A simpler, frameless option uses magnetic or poster hangers, which require only four thin strips of wood or dowels. Small magnets are embedded into the wood strips, allowing two strips to clamp the top edge of a print and two to clamp the bottom. The top set of strips includes a simple hanging cord, allowing the print to hang freely against the wall. This method is ideal for large posters or prints that are frequently rotated, as the art can be swapped out quickly.

Finishing and Hanging Your DIY Frame

Once the frame structure is complete, a few final steps are necessary to prepare it for display. Even the cheapest lumber can be transformed by applying a simple wood stain, paint, or a light distressing technique to enhance its texture. For protection, thin acrylic sheets or clear plastic film offer a low-cost, shatterproof alternative to traditional glass. This protective layer is placed over the art before the backing board is inserted.
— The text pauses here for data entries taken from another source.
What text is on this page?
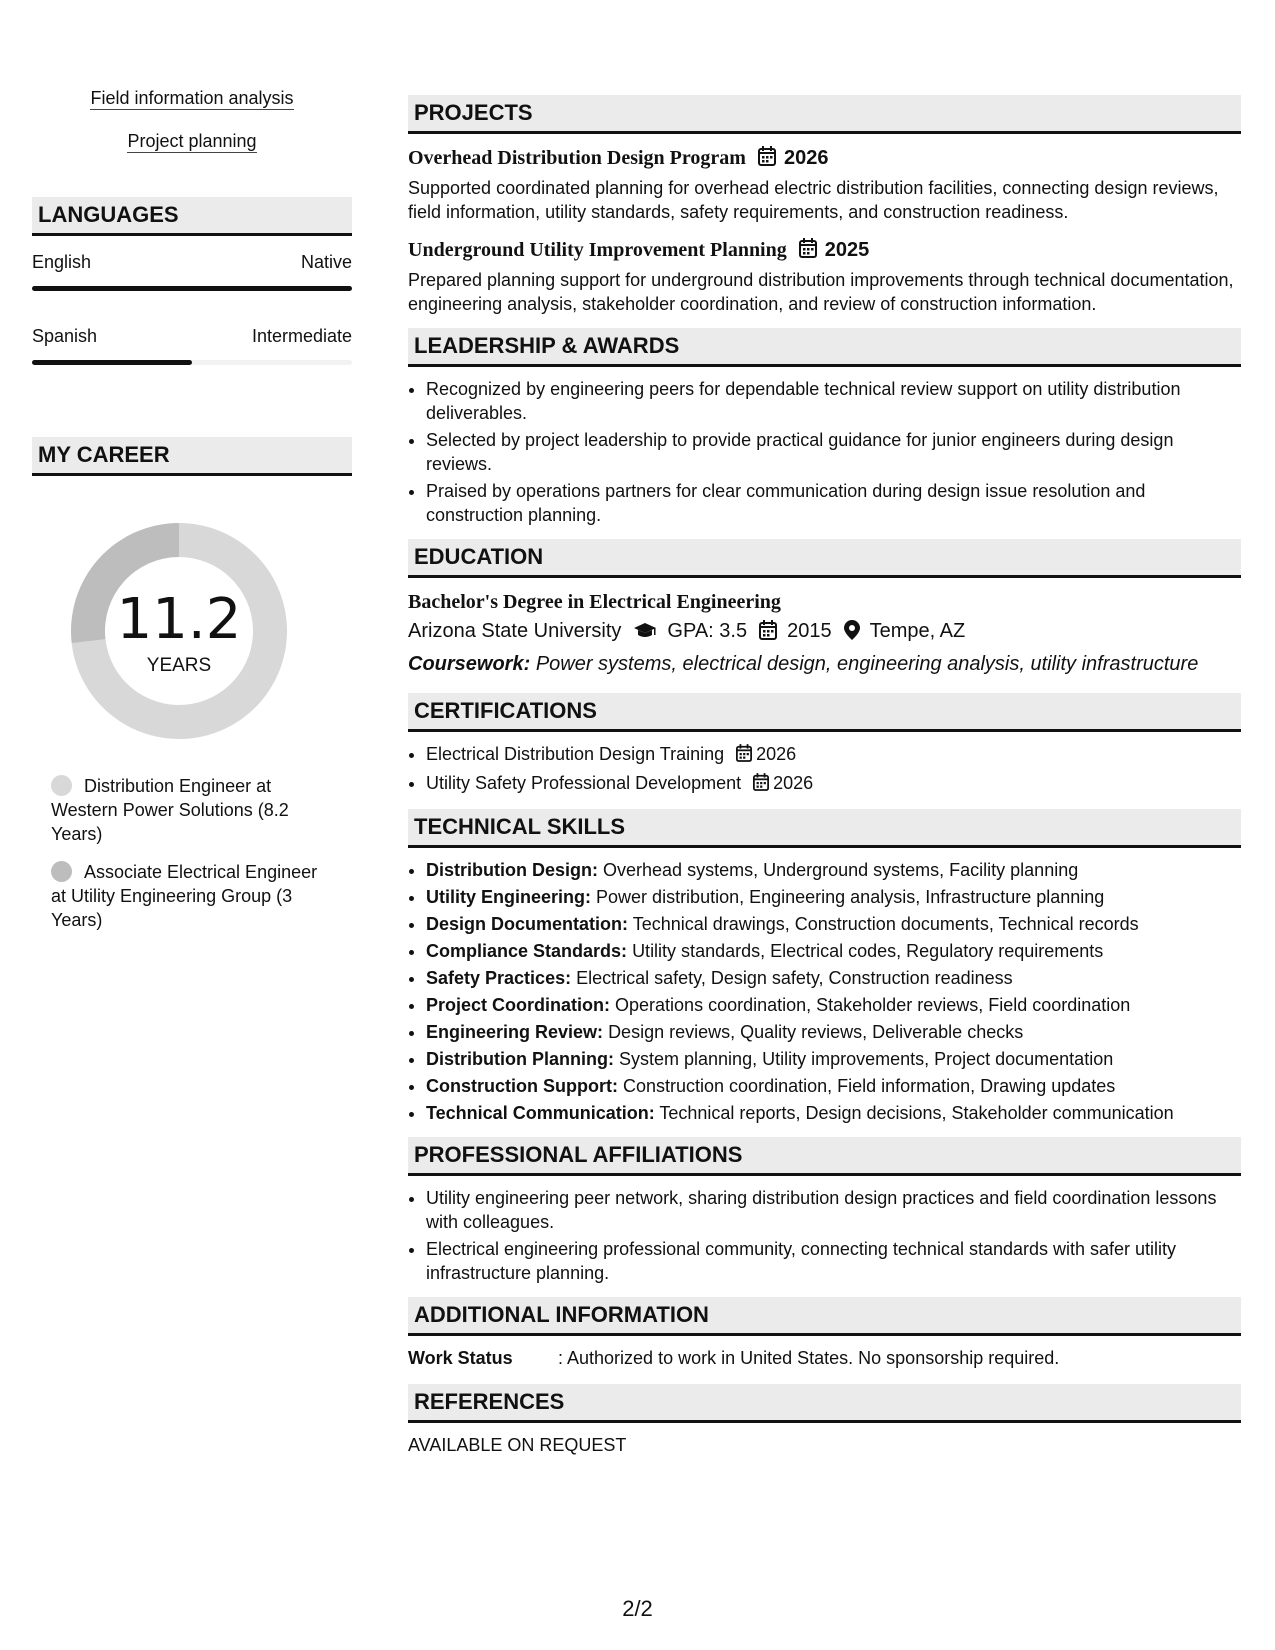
Field information analysis
Project planning
LANGUAGES
English	Native
Spanish	Intermediate
MY CAREER
11.2
YEARS
Distribution Engineer at Western Power Solutions (8.2 Years)
Associate Electrical Engineer at Utility Engineering Group (3 Years)
PROJECTS
Overhead Distribution Design Program 2026
Supported coordinated planning for overhead electric distribution facilities, connecting design reviews, field information, utility standards, safety requirements, and construction readiness.
Underground Utility Improvement Planning 2025
Prepared planning support for underground distribution improvements through technical documentation, engineering analysis, stakeholder coordination, and review of construction information.
LEADERSHIP & AWARDS
• Recognized by engineering peers for dependable technical review support on utility distribution deliverables.
• Selected by project leadership to provide practical guidance for junior engineers during design reviews.
• Praised by operations partners for clear communication during design issue resolution and construction planning.
EDUCATION
Bachelor's Degree in Electrical Engineering
Arizona State University GPA: 3.5 2015 Tempe, AZ
Coursework: Power systems, electrical design, engineering analysis, utility infrastructure
CERTIFICATIONS
• Electrical Distribution Design Training 2026
• Utility Safety Professional Development 2026
TECHNICAL SKILLS
• Distribution Design: Overhead systems, Underground systems, Facility planning
• Utility Engineering: Power distribution, Engineering analysis, Infrastructure planning
• Design Documentation: Technical drawings, Construction documents, Technical records
• Compliance Standards: Utility standards, Electrical codes, Regulatory requirements
• Safety Practices: Electrical safety, Design safety, Construction readiness
• Project Coordination: Operations coordination, Stakeholder reviews, Field coordination
• Engineering Review: Design reviews, Quality reviews, Deliverable checks
• Distribution Planning: System planning, Utility improvements, Project documentation
• Construction Support: Construction coordination, Field information, Drawing updates
• Technical Communication: Technical reports, Design decisions, Stakeholder communication
PROFESSIONAL AFFILIATIONS
• Utility engineering peer network, sharing distribution design practices and field coordination lessons with colleagues.
• Electrical engineering professional community, connecting technical standards with safer utility infrastructure planning.
ADDITIONAL INFORMATION
Work Status	: Authorized to work in United States. No sponsorship required.
REFERENCES
AVAILABLE ON REQUEST
2/2
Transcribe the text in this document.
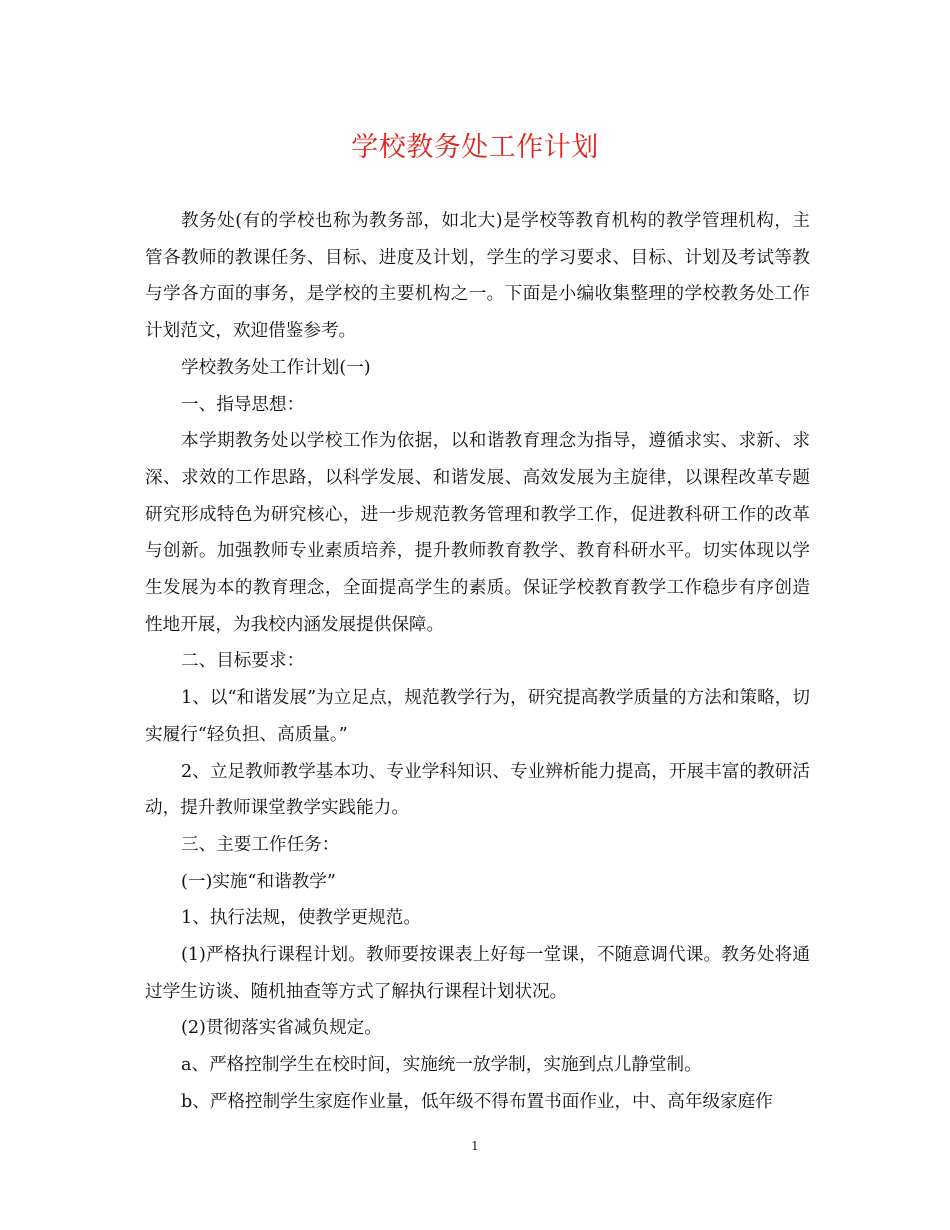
学校教务处工作计划

教务处(有的学校也称为教务部，如北大)是学校等教育机构的教学管理机构，主管各教师的教课任务、目标、进度及计划，学生的学习要求、目标、计划及考试等教与学各方面的事务，是学校的主要机构之一。下面是小编收集整理的学校教务处工作计划范文，欢迎借鉴参考。

学校教务处工作计划(一)

一、指导思想：

本学期教务处以学校工作为依据，以和谐教育理念为指导，遵循求实、求新、求深、求效的工作思路，以科学发展、和谐发展、高效发展为主旋律，以课程改革专题研究形成特色为研究核心，进一步规范教务管理和教学工作，促进教科研工作的改革与创新。加强教师专业素质培养，提升教师教育教学、教育科研水平。切实体现以学生发展为本的教育理念，全面提高学生的素质。保证学校教育教学工作稳步有序创造性地开展，为我校内涵发展提供保障。

二、目标要求：

1、以“和谐发展”为立足点，规范教学行为，研究提高教学质量的方法和策略，切实履行“轻负担、高质量。”

2、立足教师教学基本功、专业学科知识、专业辨析能力提高，开展丰富的教研活动，提升教师课堂教学实践能力。

三、主要工作任务：

(一)实施“和谐教学”

1、执行法规，使教学更规范。

(1)严格执行课程计划。教师要按课表上好每一堂课，不随意调代课。教务处将通过学生访谈、随机抽查等方式了解执行课程计划状况。

(2)贯彻落实省减负规定。

a、严格控制学生在校时间，实施统一放学制，实施到点儿静堂制。

b、严格控制学生家庭作业量，低年级不得布置书面作业，中、高年级家庭作

1
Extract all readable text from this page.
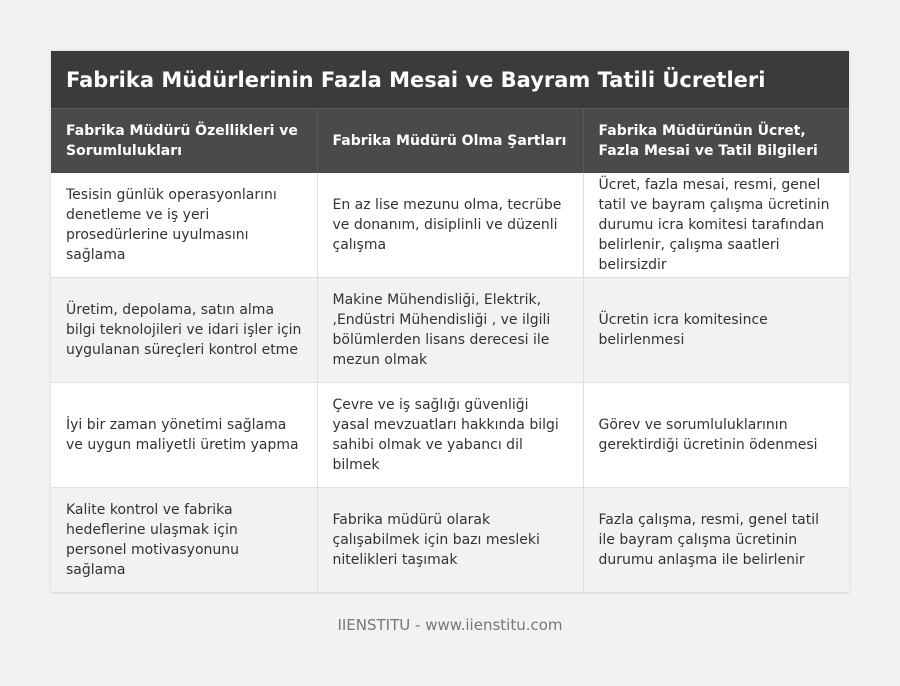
Fabrika Müdürlerinin Fazla Mesai ve Bayram Tatili Ücretleri
Fabrika Müdürü Özellikleri ve Sorumlulukları	Fabrika Müdürü Olma Şartları	Fabrika Müdürünün Ücret, Fazla Mesai ve Tatil Bilgileri
Tesisin günlük operasyonlarını denetleme ve iş yeri prosedürlerine uyulmasını sağlama	En az lise mezunu olma, tecrübe ve donanım, disiplinli ve düzenli çalışma	Ücret, fazla mesai, resmi, genel tatil ve bayram çalışma ücretinin durumu icra komitesi tarafından belirlenir, çalışma saatleri belirsizdir
Üretim, depolama, satın alma bilgi teknolojileri ve idari işler için uygulanan süreçleri kontrol etme	Makine Mühendisliği, Elektrik, ,Endüstri Mühendisliği , ve ilgili bölümlerden lisans derecesi ile mezun olmak	Ücretin icra komitesince belirlenmesi
İyi bir zaman yönetimi sağlama ve uygun maliyetli üretim yapma	Çevre ve iş sağlığı güvenliği yasal mevzuatları hakkında bilgi sahibi olmak ve yabancı dil bilmek	Görev ve sorumluluklarının gerektirdiği ücretinin ödenmesi
Kalite kontrol ve fabrika hedeflerine ulaşmak için personel motivasyonunu sağlama	Fabrika müdürü olarak çalışabilmek için bazı mesleki nitelikleri taşımak	Fazla çalışma, resmi, genel tatil ile bayram çalışma ücretinin durumu anlaşma ile belirlenir
IIENSTITU - www.iienstitu.com
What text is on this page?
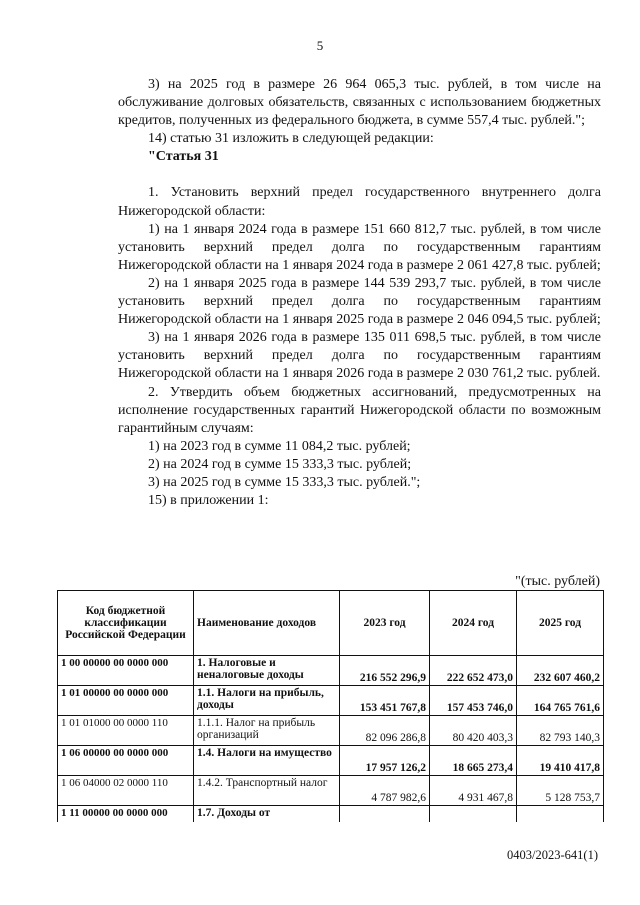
5

3) на 2025 год в размере 26 964 065,3 тыс. рублей, в том числе на обслуживание долговых обязательств, связанных с использованием бюджетных кредитов, полученных из федерального бюджета, в сумме 557,4 тыс. рублей.";

14) статью 31 изложить в следующей редакции:

"Статья 31

1. Установить верхний предел государственного внутреннего долга Нижегородской области:

1) на 1 января 2024 года в размере 151 660 812,7 тыс. рублей, в том числе установить верхний предел долга по государственным гарантиям Нижегородской области на 1 января 2024 года в размере 2 061 427,8 тыс. рублей;

2) на 1 января 2025 года в размере 144 539 293,7 тыс. рублей, в том числе установить верхний предел долга по государственным гарантиям Нижегородской области на 1 января 2025 года в размере 2 046 094,5 тыс. рублей;

3) на 1 января 2026 года в размере 135 011 698,5 тыс. рублей, в том числе установить верхний предел долга по государственным гарантиям Нижегородской области на 1 января 2026 года в размере 2 030 761,2 тыс. рублей.

2. Утвердить объем бюджетных ассигнований, предусмотренных на исполнение государственных гарантий Нижегородской области по возможным гарантийным случаям:

1) на 2023 год в сумме 11 084,2 тыс. рублей;

2) на 2024 год в сумме 15 333,3 тыс. рублей;

3) на 2025 год в сумме 15 333,3 тыс. рублей.";

15) в приложении 1:

"(тыс. рублей)
Код бюджетной классификации Российской Федерации	Наименование доходов	2023 год	2024 год	2025 год
1 00 00000 00 0000 000	1. Налоговые и неналоговые доходы	216 552 296,9	222 652 473,0	232 607 460,2
1 01 00000 00 0000 000	1.1. Налоги на прибыль, доходы	153 451 767,8	157 453 746,0	164 765 761,6
1 01 01000 00 0000 110	1.1.1. Налог на прибыль организаций	82 096 286,8	80 420 403,3	82 793 140,3
1 06 00000 00 0000 000	1.4. Налоги на имущество	17 957 126,2	18 665 273,4	19 410 417,8
1 06 04000 02 0000 110	1.4.2. Транспортный налог	4 787 982,6	4 931 467,8	5 128 753,7
1 11 00000 00 0000 000	1.7. Доходы от			
0403/2023-641(1)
The art package, consisting of the art, protective layer, and backing board (such as foam core), must be secured tightly within the frame structure. This is typically accomplished using flexible metal points or small brad nails that are pushed or bent over the edge of the backing board. These points hold the package firmly against the frame’s rabbet or the screen molding ledge, preventing the art from shifting.

Finally, the appropriate hardware must be attached to the back of the frame for hanging. For smaller, lighter frames, a simple sawtooth hanger centered at the top edge is sufficient. Larger or heavier frames benefit from the stability of two D-rings attached to the sides, connected by a length of picture wire. This wire allows the frame to hang level from a single wall hook, distributing the weight evenly.